In the kitchen, carpenter Mick has worked his magic with bespoke oak shelving and cabinets that look for all the world like mahogany but are, in fact, artfully painted MDF. “Hate the range. Hate the lighting. Can’t see a thing in here,” Emma quips and we’re off up one of the house’s two staircases to two pretty attic bedrooms at the top of the house occupied by her 11-year-old twins, Sissy and Kit, and Lily her 14-year-old daughter. In both, the little pointy Gothic windows add a finishing touch of childhood romance. All the bedroom furniture is painted white. We have, in fact, arrived in White Painted Furniture Land. In almost every room upstairs, Roger Charlton from ’Tasha Interiors in Lamberhurst has taken old desks, cupboards and chests of drawers that, in their original state, may have not been particularly special and turned them into elegant and interesting bedroom furniture.

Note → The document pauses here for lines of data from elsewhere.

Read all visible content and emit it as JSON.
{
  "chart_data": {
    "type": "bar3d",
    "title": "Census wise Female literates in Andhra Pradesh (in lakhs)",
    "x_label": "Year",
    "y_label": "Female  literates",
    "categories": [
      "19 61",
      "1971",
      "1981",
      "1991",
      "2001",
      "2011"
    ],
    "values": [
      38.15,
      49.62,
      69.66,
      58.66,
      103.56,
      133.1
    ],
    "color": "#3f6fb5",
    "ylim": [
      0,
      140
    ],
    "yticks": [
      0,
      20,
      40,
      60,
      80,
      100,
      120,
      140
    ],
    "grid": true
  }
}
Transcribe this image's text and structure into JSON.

Another staircase leads up to the main landing and a passage in which stands, improbably marooned, another large inglenook, a legacy of the many changes the house has seen over its considerable lifetime. At the end of the passage, past a wallfull of books, two large teddy bears sit in period highchairs waiting patiently for their picnic.
Off the passage is her 17-year-old daughter Chloë’s light bright room with its own white painted floors and furniture. Behind a white and rose print curtain hides her own bathroom. A second door leads of from Chloë’s bedroom onto a small landing-gallery just large enough to accommodate a substantial telescope, a bureau and a second door into Emma and Mark’s master bedroom.

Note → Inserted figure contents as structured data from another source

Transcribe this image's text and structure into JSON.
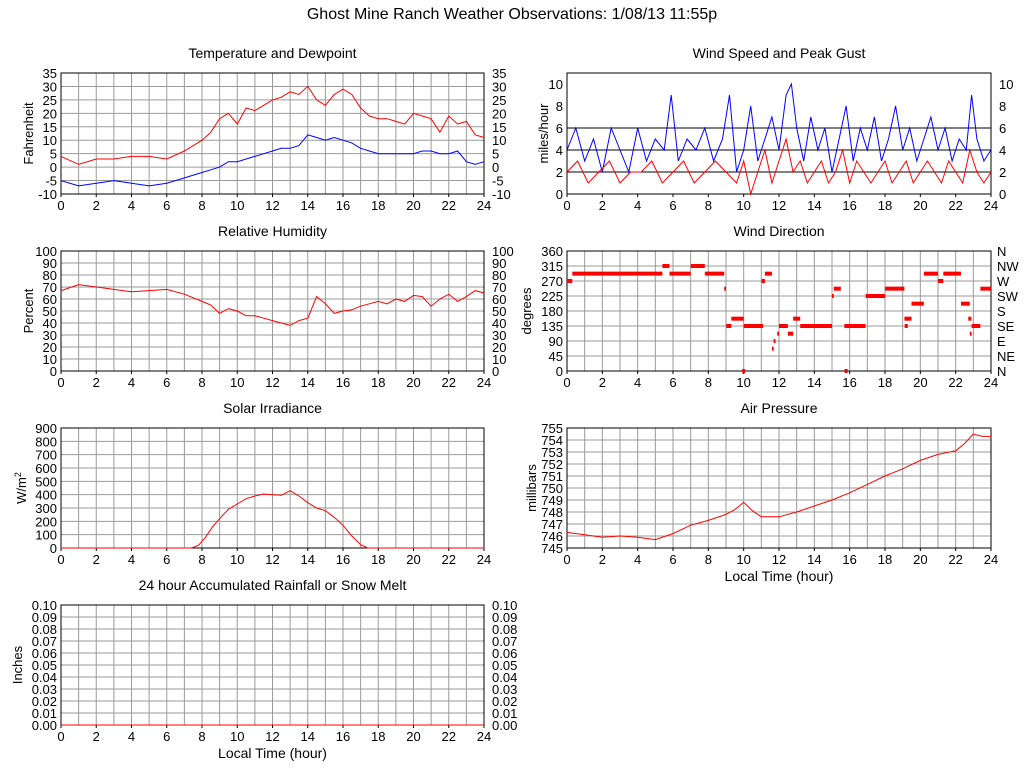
{
  "page": {
    "title": "Ghost Mine Ranch Weather Observations: 1/08/13 11:55p"
  },
  "colors": {
    "red": "#ff0000",
    "blue": "#0000ff",
    "grid": "#9a9a9a",
    "axis": "#000000"
  },
  "chart_data": [
    {
      "id": "temp",
      "type": "line",
      "title": "Temperature and Dewpoint",
      "ylabel": "Fahrenheit",
      "ylabel_right": "",
      "xlabel": "",
      "xlim": [
        0,
        24
      ],
      "ylim": [
        -10,
        35
      ],
      "yticks": [
        "-10",
        "-5",
        "0",
        "5",
        "10",
        "15",
        "20",
        "25",
        "30",
        "35"
      ],
      "xticks": [
        "0",
        "2",
        "4",
        "6",
        "8",
        "10",
        "12",
        "14",
        "16",
        "18",
        "20",
        "22",
        "24"
      ],
      "right_ticks": true,
      "grid": true,
      "series": [
        {
          "color": "#ff0000",
          "x": [
            0,
            1,
            2,
            3,
            4,
            5,
            6,
            7,
            8,
            8.5,
            9,
            9.5,
            10,
            10.5,
            11,
            11.5,
            12,
            12.5,
            13,
            13.5,
            14,
            14.5,
            15,
            15.5,
            16,
            16.5,
            17,
            17.5,
            18,
            18.5,
            19,
            19.5,
            20,
            20.5,
            21,
            21.5,
            22,
            22.5,
            23,
            23.5,
            24
          ],
          "y": [
            4,
            1,
            3,
            3,
            4,
            4,
            3,
            6,
            10,
            13,
            18,
            20,
            16,
            22,
            21,
            23,
            25,
            26,
            28,
            27,
            30,
            25,
            23,
            27,
            29,
            27,
            22,
            19,
            18,
            18,
            17,
            16,
            20,
            19,
            18,
            13,
            19,
            16,
            17,
            12,
            11
          ]
        },
        {
          "color": "#0000ff",
          "x": [
            0,
            1,
            2,
            3,
            4,
            5,
            6,
            7,
            8,
            8.5,
            9,
            9.5,
            10,
            10.5,
            11,
            11.5,
            12,
            12.5,
            13,
            13.5,
            14,
            14.5,
            15,
            15.5,
            16,
            16.5,
            17,
            17.5,
            18,
            18.5,
            19,
            19.5,
            20,
            20.5,
            21,
            21.5,
            22,
            22.5,
            23,
            23.5,
            24
          ],
          "y": [
            -5,
            -7,
            -6,
            -5,
            -6,
            -7,
            -6,
            -4,
            -2,
            -1,
            0,
            2,
            2,
            3,
            4,
            5,
            6,
            7,
            7,
            8,
            12,
            11,
            10,
            11,
            10,
            9,
            7,
            6,
            5,
            5,
            5,
            5,
            5,
            6,
            6,
            5,
            5,
            6,
            2,
            1,
            2
          ]
        }
      ]
    },
    {
      "id": "wind",
      "type": "line",
      "title": "Wind Speed and Peak Gust",
      "ylabel": "miles/hour",
      "xlabel": "",
      "xlim": [
        0,
        24
      ],
      "ylim": [
        0,
        11
      ],
      "yticks": [
        "0",
        "2",
        "4",
        "6",
        "8",
        "10"
      ],
      "ytick_values": [
        0,
        2,
        4,
        6,
        8,
        10
      ],
      "xticks": [
        "0",
        "2",
        "4",
        "6",
        "8",
        "10",
        "12",
        "14",
        "16",
        "18",
        "20",
        "22",
        "24"
      ],
      "right_ticks": true,
      "grid": false,
      "hlines": [
        2,
        4,
        6
      ],
      "series": [
        {
          "color": "#0000ff",
          "x": [
            0,
            0.5,
            1,
            1.5,
            2,
            2.5,
            3,
            3.5,
            4,
            4.5,
            5,
            5.5,
            5.9,
            6.3,
            6.8,
            7.3,
            7.8,
            8.3,
            8.8,
            9.2,
            9.6,
            10,
            10.4,
            10.8,
            11.2,
            11.6,
            12,
            12.4,
            12.7,
            13,
            13.4,
            13.8,
            14.2,
            14.6,
            15,
            15.4,
            15.8,
            16.2,
            16.6,
            17,
            17.4,
            17.8,
            18.2,
            18.6,
            19,
            19.4,
            19.8,
            20.2,
            20.6,
            21,
            21.4,
            21.8,
            22.2,
            22.6,
            22.9,
            23.2,
            23.6,
            24
          ],
          "y": [
            4,
            6,
            3,
            5,
            2,
            6,
            4,
            2,
            6,
            3,
            5,
            4,
            9,
            3,
            5,
            4,
            6,
            3,
            5,
            9,
            2,
            4,
            8,
            3,
            5,
            7,
            4,
            9,
            10,
            6,
            3,
            7,
            4,
            6,
            2,
            5,
            8,
            3,
            6,
            4,
            7,
            3,
            5,
            8,
            4,
            6,
            3,
            5,
            7,
            4,
            6,
            3,
            5,
            4,
            9,
            5,
            3,
            4
          ]
        },
        {
          "color": "#ff0000",
          "x": [
            0,
            0.6,
            1.2,
            1.8,
            2.4,
            3,
            3.6,
            4.2,
            4.8,
            5.4,
            6,
            6.6,
            7.2,
            7.8,
            8.4,
            9,
            9.6,
            10,
            10.4,
            10.8,
            11.2,
            11.6,
            12,
            12.4,
            12.8,
            13.2,
            13.6,
            14,
            14.4,
            14.8,
            15.2,
            15.6,
            16,
            16.4,
            16.8,
            17.2,
            17.6,
            18,
            18.4,
            18.8,
            19.2,
            19.6,
            20,
            20.4,
            20.8,
            21.2,
            21.6,
            22,
            22.4,
            22.8,
            23.2,
            23.6,
            24
          ],
          "y": [
            2,
            3,
            1,
            2,
            3,
            1,
            2,
            2,
            3,
            1,
            2,
            3,
            1,
            2,
            3,
            2,
            1,
            3,
            0,
            2,
            4,
            1,
            3,
            5,
            2,
            3,
            1,
            2,
            3,
            1,
            2,
            4,
            1,
            3,
            2,
            1,
            2,
            3,
            1,
            2,
            3,
            1,
            2,
            3,
            2,
            1,
            3,
            2,
            1,
            4,
            2,
            1,
            2
          ]
        }
      ]
    },
    {
      "id": "rh",
      "type": "line",
      "title": "Relative Humidity",
      "ylabel": "Percent",
      "xlabel": "",
      "xlim": [
        0,
        24
      ],
      "ylim": [
        0,
        100
      ],
      "yticks": [
        "0",
        "10",
        "20",
        "30",
        "40",
        "50",
        "60",
        "70",
        "80",
        "90",
        "100"
      ],
      "xticks": [
        "0",
        "2",
        "4",
        "6",
        "8",
        "10",
        "12",
        "14",
        "16",
        "18",
        "20",
        "22",
        "24"
      ],
      "right_ticks": true,
      "grid": true,
      "series": [
        {
          "color": "#ff0000",
          "x": [
            0,
            1,
            2,
            3,
            4,
            5,
            6,
            7,
            8,
            8.5,
            9,
            9.5,
            10,
            10.5,
            11,
            11.5,
            12,
            12.5,
            13,
            13.5,
            14,
            14.5,
            15,
            15.5,
            16,
            16.5,
            17,
            17.5,
            18,
            18.5,
            19,
            19.5,
            20,
            20.5,
            21,
            21.5,
            22,
            22.5,
            23,
            23.5,
            24
          ],
          "y": [
            67,
            72,
            70,
            68,
            66,
            67,
            68,
            64,
            58,
            55,
            48,
            52,
            50,
            46,
            46,
            44,
            42,
            40,
            38,
            42,
            44,
            62,
            56,
            48,
            50,
            51,
            54,
            56,
            58,
            56,
            60,
            58,
            63,
            62,
            54,
            60,
            64,
            58,
            62,
            67,
            65
          ]
        }
      ]
    },
    {
      "id": "dir",
      "type": "scatter",
      "title": "Wind Direction",
      "ylabel": "degrees",
      "xlabel": "",
      "xlim": [
        0,
        24
      ],
      "ylim": [
        0,
        360
      ],
      "yticks": [
        "0",
        "45",
        "90",
        "135",
        "180",
        "225",
        "270",
        "315",
        "360"
      ],
      "xticks": [
        "0",
        "2",
        "4",
        "6",
        "8",
        "10",
        "12",
        "14",
        "16",
        "18",
        "20",
        "22",
        "24"
      ],
      "compass": [
        "N",
        "NE",
        "E",
        "SE",
        "S",
        "SW",
        "W",
        "NW",
        "N"
      ],
      "grid": true,
      "segments": [
        [
          0.0,
          0.3,
          270
        ],
        [
          0.3,
          5.4,
          292
        ],
        [
          5.4,
          5.8,
          315
        ],
        [
          5.8,
          7.0,
          292
        ],
        [
          7.0,
          7.8,
          315
        ],
        [
          7.8,
          8.9,
          292
        ],
        [
          8.9,
          9.0,
          247
        ],
        [
          9.1,
          9.3,
          135
        ],
        [
          9.3,
          10.0,
          157
        ],
        [
          10.0,
          11.1,
          135
        ],
        [
          11.1,
          11.2,
          270
        ],
        [
          11.2,
          11.6,
          292
        ],
        [
          11.6,
          11.7,
          67
        ],
        [
          11.7,
          11.8,
          90
        ],
        [
          11.9,
          12.0,
          112
        ],
        [
          12.0,
          12.5,
          135
        ],
        [
          12.5,
          12.8,
          112
        ],
        [
          12.8,
          13.2,
          157
        ],
        [
          13.2,
          15.0,
          135
        ],
        [
          15.0,
          15.1,
          225
        ],
        [
          15.1,
          15.5,
          247
        ],
        [
          15.7,
          16.9,
          135
        ],
        [
          16.9,
          18.0,
          225
        ],
        [
          18.0,
          19.1,
          247
        ],
        [
          19.1,
          19.5,
          157
        ],
        [
          19.5,
          20.2,
          202
        ],
        [
          20.2,
          21.0,
          292
        ],
        [
          21.0,
          21.3,
          270
        ],
        [
          21.3,
          22.3,
          292
        ],
        [
          22.3,
          22.8,
          202
        ],
        [
          22.8,
          22.9,
          112
        ],
        [
          22.9,
          23.4,
          135
        ],
        [
          23.4,
          24.0,
          247
        ]
      ],
      "points": [
        [
          10.0,
          0
        ],
        [
          15.8,
          0
        ],
        [
          9.1,
          135
        ],
        [
          19.2,
          135
        ],
        [
          22.8,
          157
        ],
        [
          11.1,
          270
        ]
      ]
    },
    {
      "id": "solar",
      "type": "area",
      "title": "Solar Irradiance",
      "ylabel": "W/m",
      "ylabel_sup": "2",
      "xlabel": "",
      "xlim": [
        0,
        24
      ],
      "ylim": [
        0,
        900
      ],
      "yticks": [
        "0",
        "100",
        "200",
        "300",
        "400",
        "500",
        "600",
        "700",
        "800",
        "900"
      ],
      "xticks": [
        "0",
        "2",
        "4",
        "6",
        "8",
        "10",
        "12",
        "14",
        "16",
        "18",
        "20",
        "22",
        "24"
      ],
      "right_ticks": false,
      "grid": true,
      "series": [
        {
          "color": "#ff0000",
          "x": [
            0,
            7.4,
            7.8,
            8.2,
            8.6,
            9,
            9.5,
            10,
            10.5,
            11,
            11.5,
            12,
            12.5,
            13,
            13.5,
            14,
            14.5,
            15,
            15.5,
            16,
            16.5,
            17,
            17.4,
            24
          ],
          "y": [
            0,
            0,
            20,
            80,
            160,
            220,
            290,
            330,
            370,
            390,
            405,
            400,
            395,
            430,
            390,
            340,
            300,
            280,
            230,
            170,
            90,
            25,
            0,
            0
          ]
        }
      ]
    },
    {
      "id": "press",
      "type": "line",
      "title": "Air Pressure",
      "ylabel": "millibars",
      "xlabel": "Local Time (hour)",
      "xlim": [
        0,
        24
      ],
      "ylim": [
        745,
        755
      ],
      "yticks": [
        "745",
        "746",
        "747",
        "748",
        "749",
        "750",
        "751",
        "752",
        "753",
        "754",
        "755"
      ],
      "xticks": [
        "0",
        "2",
        "4",
        "6",
        "8",
        "10",
        "12",
        "14",
        "16",
        "18",
        "20",
        "22",
        "24"
      ],
      "right_ticks": false,
      "grid": true,
      "series": [
        {
          "color": "#ff0000",
          "x": [
            0,
            1,
            2,
            3,
            4,
            5,
            6,
            7,
            8,
            9,
            9.5,
            10,
            10.5,
            11,
            12,
            13,
            14,
            15,
            16,
            17,
            18,
            19,
            20,
            21,
            22,
            22.5,
            23,
            23.5,
            24
          ],
          "y": [
            746.3,
            746.1,
            745.9,
            746.0,
            745.9,
            745.7,
            746.2,
            746.9,
            747.3,
            747.8,
            748.2,
            748.8,
            748.1,
            747.6,
            747.6,
            748.0,
            748.5,
            749.0,
            749.6,
            750.3,
            751.0,
            751.6,
            752.3,
            752.8,
            753.1,
            753.7,
            754.5,
            754.3,
            754.3
          ]
        }
      ]
    },
    {
      "id": "rain",
      "type": "line",
      "title": "24 hour Accumulated Rainfall or Snow Melt",
      "ylabel": "Inches",
      "xlabel": "Local Time (hour)",
      "xlim": [
        0,
        24
      ],
      "ylim": [
        0,
        0.1
      ],
      "yticks": [
        "0.00",
        "0.01",
        "0.02",
        "0.03",
        "0.04",
        "0.05",
        "0.06",
        "0.07",
        "0.08",
        "0.09",
        "0.10"
      ],
      "xticks": [
        "0",
        "2",
        "4",
        "6",
        "8",
        "10",
        "12",
        "14",
        "16",
        "18",
        "20",
        "22",
        "24"
      ],
      "right_ticks": true,
      "grid": true,
      "series": [
        {
          "color": "#ff0000",
          "x": [
            0,
            24
          ],
          "y": [
            0,
            0
          ]
        }
      ]
    }
  ]
}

Here the centrepiece cannot but impress – a huge Jacobean-style four-poster so heavy that it would have had any modern floor throwing in the towel some time ago. It is, however, magnificent and despite its considerable size and presence, it is in no way overbearing. Light pours in from the pretty windows and a supporting cast of white-painted furniture, white carpet and white curtains, with just a touch of peach, win the day. On the walls are more monochrome prints including a nude series for which Emma is happy to take the considerable dual credit due to both photographer and model.

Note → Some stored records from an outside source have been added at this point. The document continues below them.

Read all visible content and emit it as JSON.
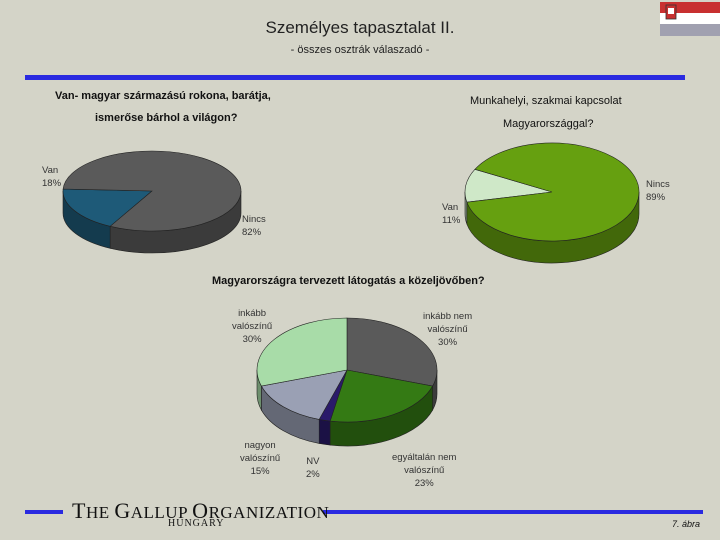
{
  "header": {
    "title": "Személyes tapasztalat II.",
    "subtitle": "- összes osztrák válaszadó -"
  },
  "chart_data": [
    {
      "type": "pie",
      "title_lines": [
        "Van- magyar származású rokona, barátja,",
        "ismerőse bárhol a világon?"
      ],
      "slices": [
        {
          "label": "Van",
          "value": 18,
          "display": "18%",
          "color": "#1e5a78"
        },
        {
          "label": "Nincs",
          "value": 82,
          "display": "82%",
          "color": "#5a5a5a"
        }
      ]
    },
    {
      "type": "pie",
      "title_lines": [
        "Munkahelyi, szakmai kapcsolat",
        "Magyarországgal?"
      ],
      "slices": [
        {
          "label": "Van",
          "value": 11,
          "display": "11%",
          "color": "#cfe8c8"
        },
        {
          "label": "Nincs",
          "value": 89,
          "display": "89%",
          "color": "#66a010"
        }
      ]
    },
    {
      "type": "pie",
      "title_lines": [
        "Magyarországra tervezett látogatás a közeljövőben?"
      ],
      "slices": [
        {
          "label": "inkább nem valószínű",
          "value": 30,
          "display": "30%",
          "color": "#5a5a5a"
        },
        {
          "label": "egyáltalán nem valószínű",
          "value": 23,
          "display": "23%",
          "color": "#347a14"
        },
        {
          "label": "NV",
          "value": 2,
          "display": "2%",
          "color": "#2a1a6a"
        },
        {
          "label": "nagyon valószínű",
          "value": 15,
          "display": "15%",
          "color": "#9aa0b4"
        },
        {
          "label": "inkább valószínű",
          "value": 30,
          "display": "30%",
          "color": "#a8dca8"
        }
      ]
    }
  ],
  "labels": {
    "c1_van": "Van\n18%",
    "c1_nincs": "Nincs\n82%",
    "c2_van": "Van\n11%",
    "c2_nincs": "Nincs\n89%",
    "c3_inkabb": "inkább\nvalószínű\n30%",
    "c3_inkabbnem": "inkább nem\nvalószínű\n30%",
    "c3_nagyon": "nagyon\nvalószínű\n15%",
    "c3_nv": "NV\n2%",
    "c3_egyaltalan": "egyáltalán nem\nvalószínű\n23%"
  },
  "footer": {
    "org_T": "T",
    "org_HE": "HE ",
    "org_G": "G",
    "org_ALLUP": "ALLUP ",
    "org_O": "O",
    "org_RGANIZATION": "RGANIZATION",
    "country": "HUNGARY",
    "page": "7. ábra"
  },
  "colors": {
    "accent_rule": "#2a2ae0",
    "background": "#d4d4c8",
    "flag_red": "#c83030",
    "flag_white": "#ffffff",
    "flag_grey": "#a0a0b0"
  }
}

Emma is one of the few family photographers who includes nude photography in her portfolio, although it is more popular with clients in Switzerland and France – where she also works – than in the UK. She almost always opts for monochrome silhouettes. “We’re still a little conservative in England when it comes to nude portraits,” she says. “Personally, it’s one of my favourite kinds of work. It shows us as we really are. All women are beautiful and it’s my responsibility and pleasure to show that beauty.”
In the UK, Emma’s main commissions tend to be portraits of children, families and pets – particularly horses – with only the livestock in the buff. She invariably works in black and white and tends to shoot in a natural environment, rather than a studio, using only available light. Occasional work happens in her studio on the top floor of a converted outbuilding above a children’s den and sauna.
“Whenever I speak of this rather magnificent home, I have always said how it embraces one,” says Emma. “It’s almost organic, how it envelops those who live here.”
Fuller House is a delight, slightly quirky and awash with architectural interest. Through the ages it has survived feast and famine, seen radical changes to its village and its own structure and while once it stood on a country thoroughfare it now finds itself on a busy Cranbrook-Staplehurst road. And yet, somehow, it has managed, almost effortlessly, to retain its original character and integrity. But close the door and one is merely left with paradise, which, I think, would do most of us very, very nicely.